In the previous post about sparse topic modeling we discussed how to learn a sparse, distributed representation of topics in data. For the training, we used the co-occurrence matrix and in case of the sparse NMF method, only the sparsified matrix W is used and the output H is thrown away. The dimensions of the matrix W are (#words, #topics) which means we can encode data in terms of latent factors, but also words in terms of features. That means, each word is represented by #topics dimensions or stated differently, the word is encoded as the distribution to each topic. For example in case of #topics=4, an embedding of a word might look like [0.00, 0.91, 0.00, 0.21], indicating that the word is not present in topic 0 and 3, but strongly contributes to topic 1 and marginally to topic 4.

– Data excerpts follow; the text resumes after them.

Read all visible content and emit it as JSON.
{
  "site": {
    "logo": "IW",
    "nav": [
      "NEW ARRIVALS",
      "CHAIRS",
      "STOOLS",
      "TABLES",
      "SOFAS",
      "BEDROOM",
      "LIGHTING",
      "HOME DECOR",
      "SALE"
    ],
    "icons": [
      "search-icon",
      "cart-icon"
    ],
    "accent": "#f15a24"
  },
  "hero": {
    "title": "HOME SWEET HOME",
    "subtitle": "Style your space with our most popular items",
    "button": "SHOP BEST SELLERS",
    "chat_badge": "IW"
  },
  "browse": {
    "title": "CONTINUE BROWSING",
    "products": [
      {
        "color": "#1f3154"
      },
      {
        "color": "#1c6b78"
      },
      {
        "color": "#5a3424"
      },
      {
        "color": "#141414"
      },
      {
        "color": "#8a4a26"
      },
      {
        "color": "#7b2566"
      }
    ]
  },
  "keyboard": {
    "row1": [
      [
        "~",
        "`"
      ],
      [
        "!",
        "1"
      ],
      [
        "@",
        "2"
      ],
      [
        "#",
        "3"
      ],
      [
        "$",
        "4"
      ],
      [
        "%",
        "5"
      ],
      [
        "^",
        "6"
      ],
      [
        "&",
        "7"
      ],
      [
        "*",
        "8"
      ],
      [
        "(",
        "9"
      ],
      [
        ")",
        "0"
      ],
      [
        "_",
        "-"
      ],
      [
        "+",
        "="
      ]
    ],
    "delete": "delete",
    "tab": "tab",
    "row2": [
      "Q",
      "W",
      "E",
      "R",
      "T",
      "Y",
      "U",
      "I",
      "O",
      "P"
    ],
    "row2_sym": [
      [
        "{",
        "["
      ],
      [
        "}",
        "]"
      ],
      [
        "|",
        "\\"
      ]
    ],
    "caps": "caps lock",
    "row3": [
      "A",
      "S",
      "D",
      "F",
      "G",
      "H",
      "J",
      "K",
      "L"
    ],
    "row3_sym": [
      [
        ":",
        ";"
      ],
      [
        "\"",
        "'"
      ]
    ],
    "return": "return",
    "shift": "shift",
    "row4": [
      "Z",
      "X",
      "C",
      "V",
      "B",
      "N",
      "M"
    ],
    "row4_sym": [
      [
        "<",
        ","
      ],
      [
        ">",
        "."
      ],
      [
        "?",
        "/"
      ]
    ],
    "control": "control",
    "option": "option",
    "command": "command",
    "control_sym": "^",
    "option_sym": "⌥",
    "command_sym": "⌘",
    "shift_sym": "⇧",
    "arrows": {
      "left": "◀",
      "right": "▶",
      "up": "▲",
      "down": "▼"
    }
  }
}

With this encoding, we can determine the cosine similarity of words to see what the learned representation looks like. For instance, the next neighbors of “rock-music” are:
– rock, rock-music, rock-band, rock-star, performer and concert
or for the word “coach”:
– team, coach, baseball, underdogs, football, sports
We tried several words and as expected, the next neighbors look plausible with regard to the co-occurrence data. However, for rare words, the score is decreasing very fast because there is only few data to sufficiently model the relation with other words. In contrast to other embedding models, the rare word problem cannot be addressed by adjusting the sampling strategy, because NMF is working on the whole matrix. The only chance to address the problem is some kind of pre-processing of the raw data, to influence the output of the co-occurrence matrix.
In a nutshell, the learned factor model can be also used as a word embedding which might be useful for information retrieval tasks, like suggesting relevant keywords in search queries. Furthermore, if the word embedding of all present words in a sample is averaged, the approach also allows to embed whole documents or movies into a single vector representation.